Речь Маринетти радикальна и остроумна, но я не могу забыть того, что, в конце концов, весь ее пафос все-таки театрален и преувеличенно экзальтирован, что из одной театральщины Маринетти перепрыгивает в другую; из театральщины древних развалин, обломков и музеев к бутафории жандармских треуголок и петушиных плюмажей фашистской военщины, и мне жаль этого энергичного европейца, так быстро попавшегося на приманку все того же древнего лозунга – возрождения Италии, которым вот уж сколько столетий обманывают себя романтики всевозможных видов. А то, что он попался, что он искренне уверен в своей правоте и фанатической преданности единственно спасительной идее футуризма – в этом порукой хотя бы то, что на ее распространение он истратил, как мне достоверно рассказывали, все свое довольно крупное состояние, сменив обеспеченную жизнь рантье на скитание автора с труппой, ставящей его спектакли.

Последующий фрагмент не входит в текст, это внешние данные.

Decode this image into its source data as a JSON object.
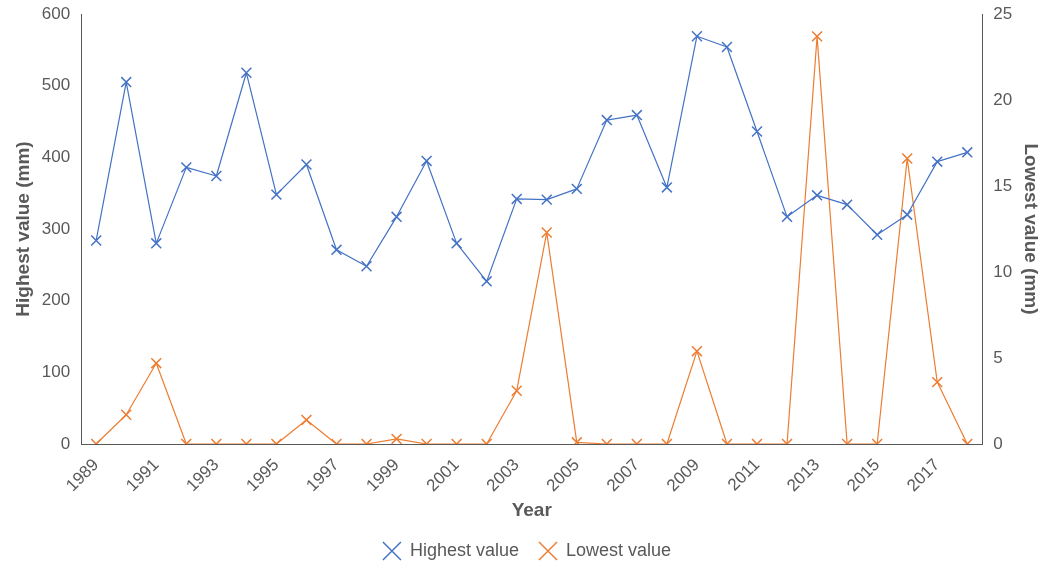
{
  "chart_data": {
    "type": "line",
    "xlabel": "Year",
    "ylabel": "Highest value (mm)",
    "y2label": "Lowest value (mm)",
    "categories": [
      "1989",
      null,
      "1991",
      null,
      "1993",
      null,
      "1995",
      null,
      "1997",
      null,
      "1999",
      null,
      "2001",
      null,
      "2003",
      null,
      "2005",
      null,
      "2007",
      null,
      "2009",
      null,
      "2011",
      null,
      "2013",
      null,
      "2015",
      null,
      "2017",
      null
    ],
    "series": [
      {
        "name": "Highest value",
        "color": "#4472c4",
        "values": [
          284,
          505,
          280,
          386,
          374,
          518,
          348,
          390,
          271,
          248,
          317,
          395,
          280,
          227,
          342,
          341,
          356,
          452,
          459,
          358,
          569,
          554,
          436,
          317,
          347,
          334,
          292,
          320,
          394,
          407
        ]
      },
      {
        "name": "Lowest value",
        "color": "#ed7d31",
        "axis": "y2",
        "values": [
          0,
          1.7,
          4.7,
          0,
          0,
          0,
          0,
          1.4,
          0,
          0,
          0.3,
          0,
          0,
          0,
          3.1,
          12.3,
          0.1,
          0,
          0,
          0,
          5.4,
          0,
          0,
          0,
          23.7,
          0,
          0,
          16.6,
          3.6,
          0
        ]
      }
    ],
    "ylim": [
      0,
      600
    ],
    "yticks": [
      0,
      100,
      200,
      300,
      400,
      500,
      600
    ],
    "y2lim": [
      0,
      25
    ],
    "y2ticks": [
      0,
      5,
      10,
      15,
      20,
      25
    ],
    "grid": false,
    "legend": "bottom",
    "marker": "cross",
    "line_style": "solid"
  }
}
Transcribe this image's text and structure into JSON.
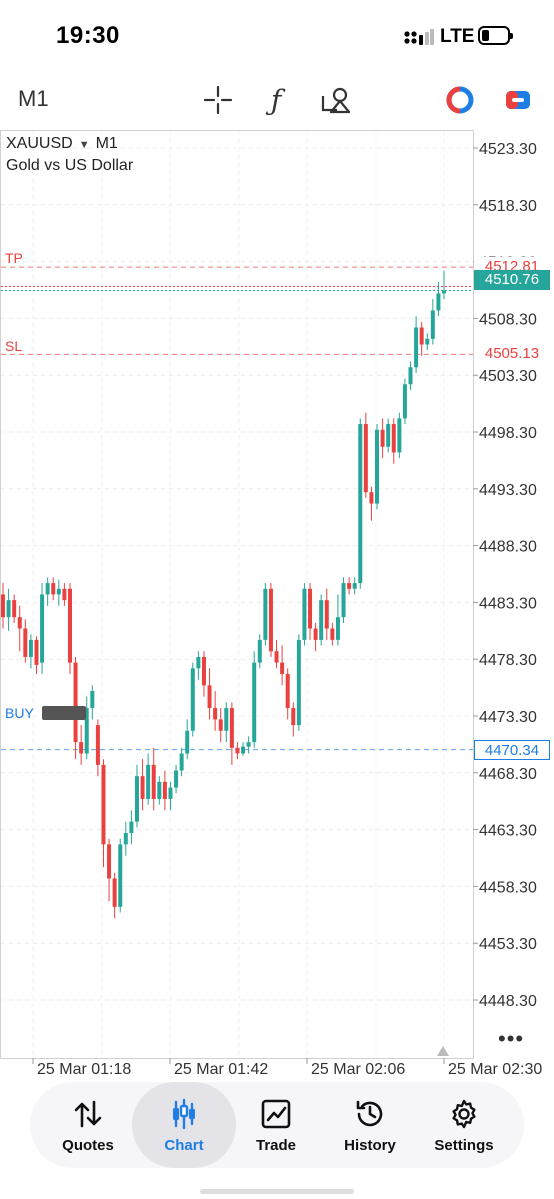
{
  "status_bar": {
    "time": "19:30",
    "network": "LTE"
  },
  "toolbar": {
    "timeframe": "M1",
    "icons": [
      "crosshair-icon",
      "function-icon",
      "objects-icon",
      "signal-icon",
      "trade-icon"
    ],
    "colors": {
      "red": "#e8413f",
      "blue": "#1e7ee6",
      "teal": "#26a69a"
    }
  },
  "chart": {
    "symbol": "XAUUSD",
    "timeframe": "M1",
    "description": "Gold vs US Dollar",
    "tp_label": "TP",
    "sl_label": "SL",
    "buy_label": "BUY",
    "more": "•••"
  },
  "chart_data": {
    "type": "candlestick",
    "symbol": "XAUUSD",
    "timeframe": "M1",
    "ylim": [
      4443.3,
      4527.3
    ],
    "y_ticks": [
      "4523.30",
      "4518.30",
      "4513.30",
      "4508.30",
      "4503.30",
      "4498.30",
      "4493.30",
      "4488.30",
      "4483.30",
      "4478.30",
      "4473.30",
      "4468.30",
      "4463.30",
      "4458.30",
      "4453.30",
      "4448.30"
    ],
    "x_ticks": [
      "25 Mar 01:18",
      "25 Mar 01:42",
      "25 Mar 02:06",
      "25 Mar 02:30"
    ],
    "levels": {
      "tp": {
        "price": "4512.81",
        "value": 4512.81,
        "color": "#e8413f"
      },
      "sl": {
        "price": "4505.13",
        "value": 4505.13,
        "color": "#e8413f"
      },
      "buy": {
        "price": "4470.34",
        "value": 4470.34,
        "color": "#1e7ee6"
      },
      "current": {
        "price": "4510.76",
        "value": 4510.76,
        "color": "#26a69a"
      }
    },
    "up_color": "#26a69a",
    "down_color": "#e8413f",
    "candles": [
      {
        "o": 4484.0,
        "h": 4485.0,
        "l": 4481.0,
        "c": 4482.0
      },
      {
        "o": 4482.0,
        "h": 4484.5,
        "l": 4480.8,
        "c": 4483.5
      },
      {
        "o": 4483.5,
        "h": 4484.0,
        "l": 4481.5,
        "c": 4482.0
      },
      {
        "o": 4482.0,
        "h": 4483.0,
        "l": 4479.0,
        "c": 4481.0
      },
      {
        "o": 4481.0,
        "h": 4481.8,
        "l": 4478.0,
        "c": 4478.5
      },
      {
        "o": 4478.5,
        "h": 4480.5,
        "l": 4477.5,
        "c": 4480.0
      },
      {
        "o": 4480.0,
        "h": 4480.3,
        "l": 4477.0,
        "c": 4477.8
      },
      {
        "o": 4478.0,
        "h": 4485.0,
        "l": 4477.0,
        "c": 4484.0
      },
      {
        "o": 4484.0,
        "h": 4485.5,
        "l": 4483.0,
        "c": 4485.0
      },
      {
        "o": 4485.0,
        "h": 4485.5,
        "l": 4483.5,
        "c": 4484.0
      },
      {
        "o": 4484.0,
        "h": 4485.3,
        "l": 4483.0,
        "c": 4484.5
      },
      {
        "o": 4484.5,
        "h": 4485.0,
        "l": 4483.0,
        "c": 4483.5
      },
      {
        "o": 4484.5,
        "h": 4485.0,
        "l": 4477.0,
        "c": 4478.0
      },
      {
        "o": 4478.0,
        "h": 4478.5,
        "l": 4469.5,
        "c": 4471.0
      },
      {
        "o": 4471.0,
        "h": 4472.5,
        "l": 4469.0,
        "c": 4470.0
      },
      {
        "o": 4470.0,
        "h": 4475.0,
        "l": 4469.5,
        "c": 4474.0
      },
      {
        "o": 4474.0,
        "h": 4476.0,
        "l": 4473.0,
        "c": 4475.5
      },
      {
        "o": 4472.5,
        "h": 4473.0,
        "l": 4468.0,
        "c": 4469.0
      },
      {
        "o": 4469.0,
        "h": 4469.5,
        "l": 4460.0,
        "c": 4462.0
      },
      {
        "o": 4462.0,
        "h": 4462.5,
        "l": 4457.0,
        "c": 4459.0
      },
      {
        "o": 4459.0,
        "h": 4459.5,
        "l": 4455.5,
        "c": 4456.5
      },
      {
        "o": 4456.5,
        "h": 4462.5,
        "l": 4456.0,
        "c": 4462.0
      },
      {
        "o": 4462.0,
        "h": 4464.0,
        "l": 4461.0,
        "c": 4463.0
      },
      {
        "o": 4463.0,
        "h": 4465.0,
        "l": 4462.0,
        "c": 4464.0
      },
      {
        "o": 4464.0,
        "h": 4469.0,
        "l": 4463.5,
        "c": 4468.0
      },
      {
        "o": 4468.0,
        "h": 4469.5,
        "l": 4465.0,
        "c": 4466.0
      },
      {
        "o": 4466.0,
        "h": 4470.0,
        "l": 4465.5,
        "c": 4469.0
      },
      {
        "o": 4469.0,
        "h": 4470.5,
        "l": 4465.0,
        "c": 4466.0
      },
      {
        "o": 4466.0,
        "h": 4468.0,
        "l": 4465.5,
        "c": 4467.5
      },
      {
        "o": 4467.5,
        "h": 4468.5,
        "l": 4465.0,
        "c": 4466.0
      },
      {
        "o": 4466.0,
        "h": 4467.5,
        "l": 4465.0,
        "c": 4467.0
      },
      {
        "o": 4467.0,
        "h": 4469.0,
        "l": 4466.5,
        "c": 4468.5
      },
      {
        "o": 4468.5,
        "h": 4470.5,
        "l": 4468.0,
        "c": 4470.0
      },
      {
        "o": 4470.0,
        "h": 4473.0,
        "l": 4469.5,
        "c": 4472.0
      },
      {
        "o": 4472.0,
        "h": 4478.0,
        "l": 4471.5,
        "c": 4477.5
      },
      {
        "o": 4477.5,
        "h": 4479.0,
        "l": 4476.5,
        "c": 4478.5
      },
      {
        "o": 4478.5,
        "h": 4479.0,
        "l": 4475.0,
        "c": 4476.0
      },
      {
        "o": 4476.0,
        "h": 4477.5,
        "l": 4473.0,
        "c": 4474.0
      },
      {
        "o": 4474.0,
        "h": 4475.5,
        "l": 4472.0,
        "c": 4473.0
      },
      {
        "o": 4473.0,
        "h": 4474.0,
        "l": 4471.0,
        "c": 4472.0
      },
      {
        "o": 4472.0,
        "h": 4474.5,
        "l": 4471.0,
        "c": 4474.0
      },
      {
        "o": 4474.0,
        "h": 4474.5,
        "l": 4469.0,
        "c": 4470.5
      },
      {
        "o": 4470.5,
        "h": 4471.0,
        "l": 4469.5,
        "c": 4470.0
      },
      {
        "o": 4470.0,
        "h": 4471.0,
        "l": 4469.8,
        "c": 4470.6
      },
      {
        "o": 4470.6,
        "h": 4471.5,
        "l": 4470.0,
        "c": 4471.0
      },
      {
        "o": 4471.0,
        "h": 4479.0,
        "l": 4470.5,
        "c": 4478.0
      },
      {
        "o": 4478.0,
        "h": 4480.5,
        "l": 4477.5,
        "c": 4480.0
      },
      {
        "o": 4480.0,
        "h": 4485.0,
        "l": 4479.5,
        "c": 4484.5
      },
      {
        "o": 4484.5,
        "h": 4485.0,
        "l": 4478.5,
        "c": 4479.0
      },
      {
        "o": 4479.0,
        "h": 4480.0,
        "l": 4477.5,
        "c": 4478.0
      },
      {
        "o": 4478.0,
        "h": 4479.5,
        "l": 4476.0,
        "c": 4477.0
      },
      {
        "o": 4477.0,
        "h": 4477.5,
        "l": 4473.0,
        "c": 4474.0
      },
      {
        "o": 4474.0,
        "h": 4474.5,
        "l": 4471.5,
        "c": 4472.5
      },
      {
        "o": 4472.5,
        "h": 4480.5,
        "l": 4472.0,
        "c": 4480.0
      },
      {
        "o": 4480.0,
        "h": 4485.0,
        "l": 4479.5,
        "c": 4484.5
      },
      {
        "o": 4484.5,
        "h": 4485.0,
        "l": 4480.0,
        "c": 4481.0
      },
      {
        "o": 4481.0,
        "h": 4481.5,
        "l": 4479.0,
        "c": 4480.0
      },
      {
        "o": 4480.0,
        "h": 4484.0,
        "l": 4479.5,
        "c": 4483.5
      },
      {
        "o": 4483.5,
        "h": 4484.5,
        "l": 4480.0,
        "c": 4481.0
      },
      {
        "o": 4481.0,
        "h": 4481.5,
        "l": 4479.5,
        "c": 4480.0
      },
      {
        "o": 4480.0,
        "h": 4484.0,
        "l": 4479.5,
        "c": 4482.0
      },
      {
        "o": 4482.0,
        "h": 4485.5,
        "l": 4481.5,
        "c": 4485.0
      },
      {
        "o": 4485.0,
        "h": 4485.5,
        "l": 4484.0,
        "c": 4484.5
      },
      {
        "o": 4484.5,
        "h": 4485.5,
        "l": 4484.0,
        "c": 4485.0
      },
      {
        "o": 4485.0,
        "h": 4499.5,
        "l": 4484.5,
        "c": 4499.0
      },
      {
        "o": 4499.0,
        "h": 4500.0,
        "l": 4492.5,
        "c": 4493.0
      },
      {
        "o": 4493.0,
        "h": 4493.5,
        "l": 4490.5,
        "c": 4492.0
      },
      {
        "o": 4492.0,
        "h": 4499.0,
        "l": 4491.5,
        "c": 4498.5
      },
      {
        "o": 4498.5,
        "h": 4499.5,
        "l": 4496.0,
        "c": 4497.0
      },
      {
        "o": 4497.0,
        "h": 4499.5,
        "l": 4496.5,
        "c": 4499.0
      },
      {
        "o": 4499.0,
        "h": 4499.5,
        "l": 4495.5,
        "c": 4496.5
      },
      {
        "o": 4496.5,
        "h": 4500.0,
        "l": 4496.0,
        "c": 4499.5
      },
      {
        "o": 4499.5,
        "h": 4503.0,
        "l": 4499.0,
        "c": 4502.5
      },
      {
        "o": 4502.5,
        "h": 4504.5,
        "l": 4502.0,
        "c": 4504.0
      },
      {
        "o": 4504.0,
        "h": 4508.5,
        "l": 4503.5,
        "c": 4507.5
      },
      {
        "o": 4507.5,
        "h": 4508.0,
        "l": 4505.0,
        "c": 4506.0
      },
      {
        "o": 4506.0,
        "h": 4507.0,
        "l": 4505.5,
        "c": 4506.5
      },
      {
        "o": 4506.5,
        "h": 4510.0,
        "l": 4506.0,
        "c": 4509.0
      },
      {
        "o": 4509.0,
        "h": 4511.5,
        "l": 4508.5,
        "c": 4510.5
      },
      {
        "o": 4510.5,
        "h": 4512.5,
        "l": 4510.0,
        "c": 4510.76
      }
    ]
  },
  "nav": {
    "items": [
      {
        "label": "Quotes",
        "icon": "quotes-icon"
      },
      {
        "label": "Chart",
        "icon": "chart-icon",
        "active": true
      },
      {
        "label": "Trade",
        "icon": "trade-chart-icon"
      },
      {
        "label": "History",
        "icon": "history-icon"
      },
      {
        "label": "Settings",
        "icon": "settings-gear-icon"
      }
    ]
  }
}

Пьеса была достаточно плоха, чтобы о ней не упоминать здесь подробно. Постановка – вроде нашей коршевской. Суть ее заключалась в том, что на пароходе, терпящем крушение, возникает борьба двух миросозерцаний: религиозного и утилитарного; побеждает последнее, несмотря на пробоину в боку парохода. Религиозное миросозерцание представлено в виде обольстительной принчипессы, путешествующей инкогнито по святым местам и влюбляющей в себя весь командный персонал парохода, причиной чему и была катастрофа; но вовремя возвращенное чувство долга и дисциплины возвращают к реальным обязанностям командира парохода, уклонившегося было с правильного пути под влиянием женственно-мистических чар обольстительницы. Заключительный возглас капитана гласит о том, что когда итальянские инженеры научатся строить пароходы, не поддающиеся никаким пробоинам и случайностям опасных очарований, тогда все мистические бредни рассеются без остатка и не будут соперничать с точностью механизма и с четкостью работы его усовершенствованных частей. Пьеса салонная, но и она вызывает у публики негодующие возгласы и со стороны поклонников мистики, и со стороны последователей индустриализации. Зал переругивается с актерами, свистит и шикает друг на дружку, реплики и ругательства летят с верхов в партер, пока наконец в зал не входит солидный отряд карабинеров, появление которых и успокаивает разгоряченных зрителей. Пьеса доходит до благополучного конца.
Мы мельком знакомимся с Маринетти. Лицо его загорело; он мало изменился с 1914 года – того времени, когда я его видел в Москве. Странно смотреть на него, – тогда вызывавшего бурные восторги и столь же бурную ненависть аудитории, а теперь «работающего» под охраной карабинеров и, в конце концов, пришедшего к нашему коршевско-театральному способу эпатажа, никого уже особенно не задевающему и ставшему официозным выразителем фашистского «возрождения».
Карабинеры серой стеной стоят у входа, выпуская публику. Маринетти смотрит мне в глаза с какой-то грустью и любопытством, извиняется за неудачность пьесы, говорит, что и сам ее считает плохой, просит прийти посмотреть другую его пьесу, идущую на следующий день. Я отговариваюсь тем, что завтра уезжаю из Рима: на самом же деле, я и у себя за десять лет у Корша ни разу не был, а приехать в Италию, чтобы два вечера подряд тратить на такие постановки – нет, на это меня не заманишь никакими карабинерами.
Споры с Муратовым
Итальянские вагоны третьего класса чисты и опрятны, пожалуй даже более, чем второго и первого. Там дешевый серый вельвет (во втором) и синий бархат (в первом) задерживают больше пыли, крошек, мельчайшего мусора, всегда оставляемого путешественниками. Желтые полированные лавки третьего класса чисты и опрятны вне всяких подозрений, пол выметен, окна открыты. Рушится еще один миф, пущенный издавна об итальянцах у нас – о мнимом их неряшестве и равнодушии к чистоте. Вообще наши представления о чужих странах сложились, в большинстве случаев, под влиянием взглядов и впечатлений отечественных путешественников конца прошлого и начала нынешнего века, оставаясь в неприкосновенности традиций. Всякое же новое ощущение страны трактуется как кощунственное извращение ее подлинного облика. Италия у нас слывет за романтичнейшую страну Европы. Мы видим в ней одни развалины; путешествию по ней всегда предшествует чувство паломничества к истокам человеческой культуры. Протест против этого чувства онемения перед архаикой воспринимается как лефовская тенденция, как неумная нетактичность, почти что как бравада против культуры.